Heureusement qu’elle ne fut pas allée plus loin dans ses remontrances, en dénonçant le caractère faussement antisémite des paroles tenues, dont elle feint de ne pas saisir la teneur, l’attribuant plutôt à une malveillance fomentée par quelques journalistes d’obédience judéo-bolcheviques toujours prompts à vilipender les agissements du Pater, dès lors qu’il ose s’en prendre à un membre éminent de cette communauté de rats lubriques suçant le sang de la nation.

Qu’en d’autres termes, la cadette de la famille Le Pen trouvait les dires de son patounet certes inopportuns, certes malhabiles, certes contre-productifs, mais ne pouvant d’aucune manière être emprunts d’une quelconque trace de méfiance vis-à-vis d’une communauté assez puissante et influente pour jouer en coulisse avec les cordons de la Bourse.

Après tout aurait-il échangé le terme de fournée avec celui de tournée que personne ne s’en serait ému outre-mesure, si ce n’est quelques bistrotiers de quartier, quelques taverniers de province, quelques aubergistes à la petite semaine craignant pour la réputation de leurs établissements.

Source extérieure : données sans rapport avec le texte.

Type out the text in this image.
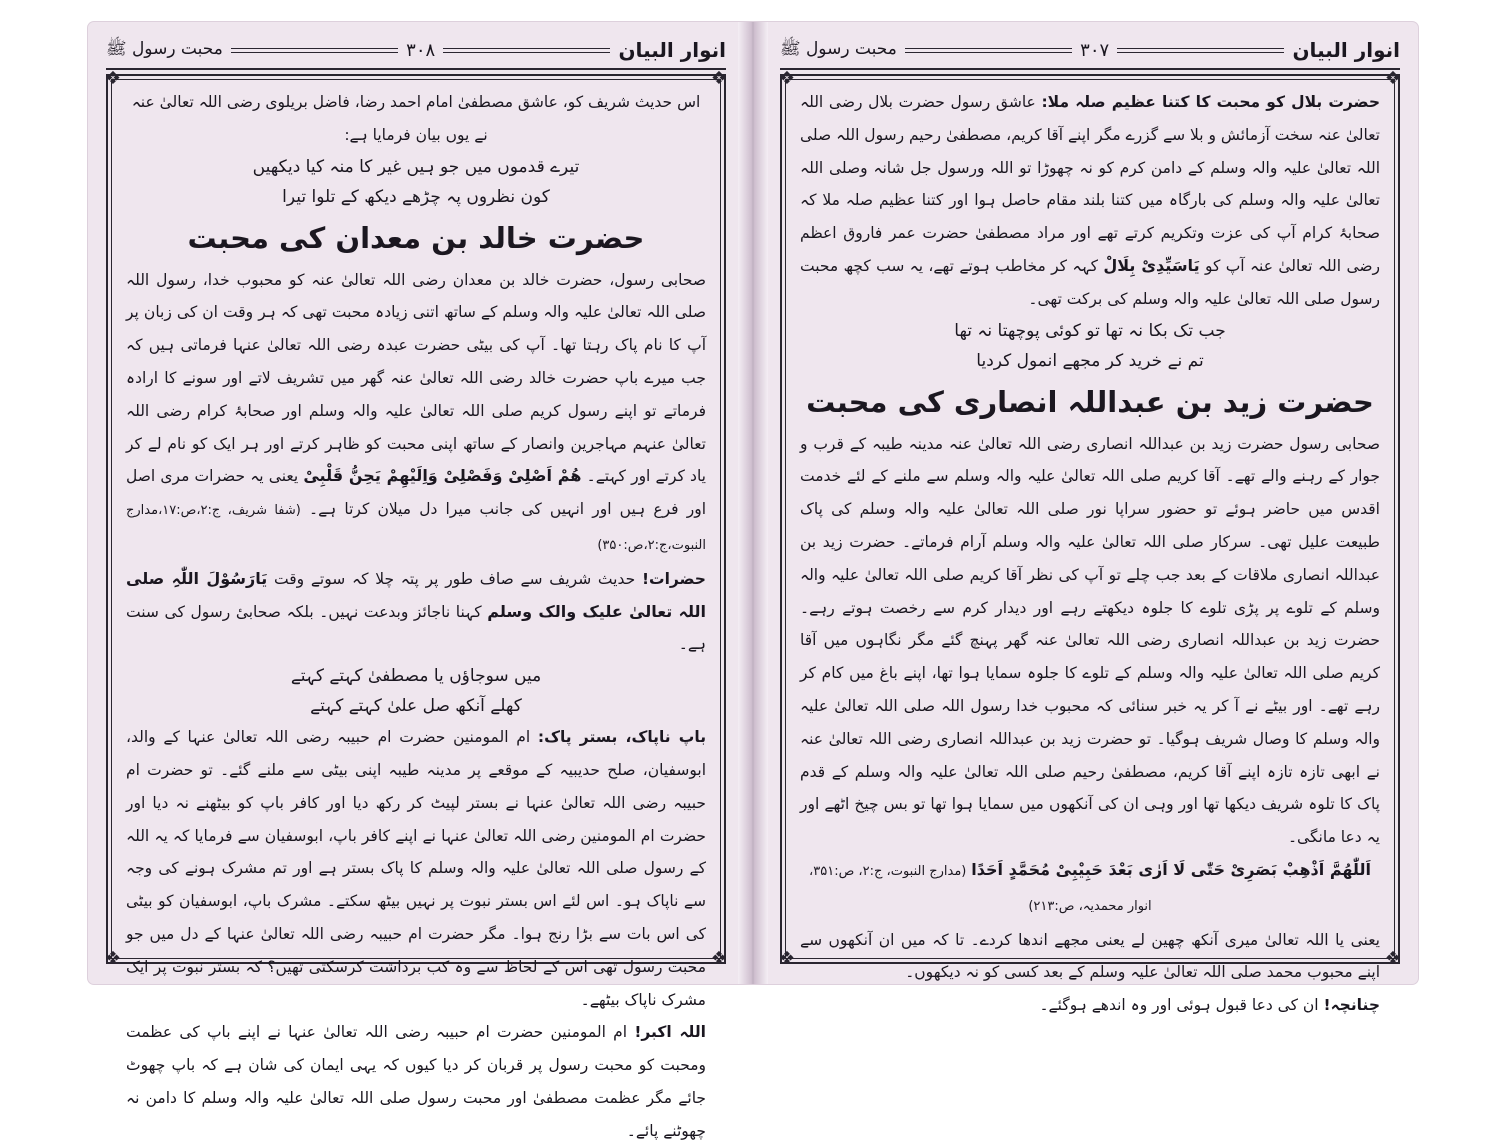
محبت رسول ﷺ	۳۰۸	انوار البیان
❖	❖
❖	❖

اس حدیث شریف کو، عاشق مصطفیٰ امام احمد رضا، فاضل بریلوی رضی اللہ تعالیٰ عنہ نے یوں بیان فرمایا ہے:

تیرے قدموں میں جو ہیں غیر کا منہ کیا دیکھیں
کون نظروں پہ چڑھے دیکھ کے تلوا تیرا
حضرت خالد بن معدان کی محبت

صحابی رسول، حضرت خالد بن معدان رضی اللہ تعالیٰ عنہ کو محبوب خدا، رسول اللہ صلی اللہ تعالیٰ علیہ والہ وسلم کے ساتھ اتنی زیادہ محبت تھی کہ ہر وقت ان کی زبان پر آپ کا نام پاک رہتا تھا۔ آپ کی بیٹی حضرت عبدہ رضی اللہ تعالیٰ عنہا فرماتی ہیں کہ جب میرے باپ حضرت خالد رضی اللہ تعالیٰ عنہ گھر میں تشریف لاتے اور سونے کا ارادہ فرماتے تو اپنے رسول کریم صلی اللہ تعالیٰ علیہ والہ وسلم اور صحابۂ کرام رضی اللہ تعالیٰ عنہم مہاجرین وانصار کے ساتھ اپنی محبت کو ظاہر کرتے اور ہر ایک کو نام لے کر یاد کرتے اور کہتے۔ ھُمْ اَصْلِیْ وَفَصْلِیْ وَاِلَیْھِمْ یَحِنُّ قَلْبِیْ یعنی یہ حضرات مری اصل اور فرع ہیں اور انہیں کی جانب میرا دل میلان کرتا ہے۔ (شفا شریف، ج:۲،ص:۱۷،مدارج النبوت،ج:۲،ص:۳۵۰)

حضرات! حدیث شریف سے صاف طور پر پتہ چلا کہ سوتے وقت یَارَسُوْلَ اللّٰہِ صلی اللہ تعالیٰ علیک والک وسلم کہنا ناجائز وبدعت نہیں۔ بلکہ صحابیٔ رسول کی سنت ہے۔

میں سوجاؤں یا مصطفیٰ کہتے کہتے
کھلے آنکھ صل علیٰ کہتے کہتے

باپ ناپاک، بستر پاک: ام المومنین حضرت ام حبیبہ رضی اللہ تعالیٰ عنہا کے والد، ابوسفیان، صلح حدیبیہ کے موقعے پر مدینہ طیبہ اپنی بیٹی سے ملنے گئے۔ تو حضرت ام حبیبہ رضی اللہ تعالیٰ عنہا نے بستر لپیٹ کر رکھ دیا اور کافر باپ کو بیٹھنے نہ دیا اور حضرت ام المومنین رضی اللہ تعالیٰ عنہا نے اپنے کافر باپ، ابوسفیان سے فرمایا کہ یہ اللہ کے رسول صلی اللہ تعالیٰ علیہ والہ وسلم کا پاک بستر ہے اور تم مشرک ہونے کی وجہ سے ناپاک ہو۔ اس لئے اس بستر نبوت پر نہیں بیٹھ سکتے۔ مشرک باپ، ابوسفیان کو بیٹی کی اس بات سے بڑا رنج ہوا۔ مگر حضرت ام حبیبہ رضی اللہ تعالیٰ عنہا کے دل میں جو محبت رسول تھی اس کے لحاظ سے وہ کب برداشت کرسکتی تھیں؟ کہ بستر نبوت پر ایک مشرک ناپاک بیٹھے۔

اللہ اکبر! ام المومنین حضرت ام حبیبہ رضی اللہ تعالیٰ عنہا نے اپنے باپ کی عظمت ومحبت کو محبت رسول پر قربان کر دیا کیوں کہ یہی ایمان کی شان ہے کہ باپ چھوٹ جائے مگر عظمت مصطفیٰ اور محبت رسول صلی اللہ تعالیٰ علیہ والہ وسلم کا دامن نہ چھوٹنے پائے۔

محبت رسول ﷺ	۳۰۷	انوار البیان
❖	❖
❖	❖

حضرت بلال کو محبت کا کتنا عظیم صلہ ملا: عاشق رسول حضرت بلال رضی اللہ تعالیٰ عنہ سخت آزمائش و بلا سے گزرے مگر اپنے آقا کریم، مصطفیٰ رحیم رسول اللہ صلی اللہ تعالیٰ علیہ والہ وسلم کے دامن کرم کو نہ چھوڑا تو اللہ ورسول جل شانہ وصلی اللہ تعالیٰ علیہ والہ وسلم کی بارگاہ میں کتنا بلند مقام حاصل ہوا اور کتنا عظیم صلہ ملا کہ صحابۂ کرام آپ کی عزت وتکریم کرتے تھے اور مراد مصطفیٰ حضرت عمر فاروق اعظم رضی اللہ تعالیٰ عنہ آپ کو یَاسَیِّدِیْ بِلَالْ کہہ کر مخاطب ہوتے تھے، یہ سب کچھ محبت رسول صلی اللہ تعالیٰ علیہ والہ وسلم کی برکت تھی۔

جب تک بکا نہ تھا تو کوئی پوچھتا نہ تھا
تم نے خرید کر مجھے انمول کردیا
حضرت زید بن عبداللہ انصاری کی محبت

صحابی رسول حضرت زید بن عبداللہ انصاری رضی اللہ تعالیٰ عنہ مدینہ طیبہ کے قرب و جوار کے رہنے والے تھے۔ آقا کریم صلی اللہ تعالیٰ علیہ والہ وسلم سے ملنے کے لئے خدمت اقدس میں حاضر ہوئے تو حضور سراپا نور صلی اللہ تعالیٰ علیہ والہ وسلم کی پاک طبیعت علیل تھی۔ سرکار صلی اللہ تعالیٰ علیہ والہ وسلم آرام فرماتے۔ حضرت زید بن عبداللہ انصاری ملاقات کے بعد جب چلے تو آپ کی نظر آقا کریم صلی اللہ تعالیٰ علیہ والہ وسلم کے تلوے پر پڑی تلوے کا جلوہ دیکھتے رہے اور دیدار کرم سے رخصت ہوتے رہے۔ حضرت زید بن عبداللہ انصاری رضی اللہ تعالیٰ عنہ گھر پہنچ گئے مگر نگاہوں میں آقا کریم صلی اللہ تعالیٰ علیہ والہ وسلم کے تلوے کا جلوہ سمایا ہوا تھا، اپنے باغ میں کام کر رہے تھے۔ اور بیٹے نے آ کر یہ خبر سنائی کہ محبوب خدا رسول اللہ صلی اللہ تعالیٰ علیہ والہ وسلم کا وصال شریف ہوگیا۔ تو حضرت زید بن عبداللہ انصاری رضی اللہ تعالیٰ عنہ نے ابھی تازہ تازہ اپنے آقا کریم، مصطفیٰ رحیم صلی اللہ تعالیٰ علیہ والہ وسلم کے قدم پاک کا تلوہ شریف دیکھا تھا اور وہی ان کی آنکھوں میں سمایا ہوا تھا تو بس چیخ اٹھے اور یہ دعا مانگی۔

اَللّٰھُمَّ اَذْھِبْ بَصَرِیْ حَتّٰی لَا اَرٰی بَعْدَ حَبِیْبِیْ مُحَمَّدٍ اَحَدًا (مدارج النبوت، ج:۲، ص:۳۵۱، انوار محمدیہ، ص:۲۱۳)

یعنی یا اللہ تعالیٰ میری آنکھ چھین لے یعنی مجھے اندھا کردے۔ تا کہ میں ان آنکھوں سے اپنے محبوب محمد صلی اللہ تعالیٰ علیہ وسلم کے بعد کسی کو نہ دیکھوں۔

چنانچہ! ان کی دعا قبول ہوئی اور وہ اندھے ہوگئے۔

Il faut dire que c’est cette même poussine qui, participant un soir à un bal viennois avec quelques nostalgiques d’un régime autrefois spécialisé dans le recyclage de la vermine youpine, se défendait bec et ongle de partager leurs idées, expliquant sa présence parmi eux par la simple envie de regoûter au plaisir du pas cadencé accompli aux bras de messieurs endimanchés.

Les destinées des filles à papa sont toujours compliquées.

Il leur faut trouver le juste équilibre entre perpétuer la tradition familiale  et tâcher d’y apporter une note de fraîcheur, un brin de modernité, un soupçon de nouveauté afin de se différencier de la figure tutélaire d’un père à la présence parfois encombrante.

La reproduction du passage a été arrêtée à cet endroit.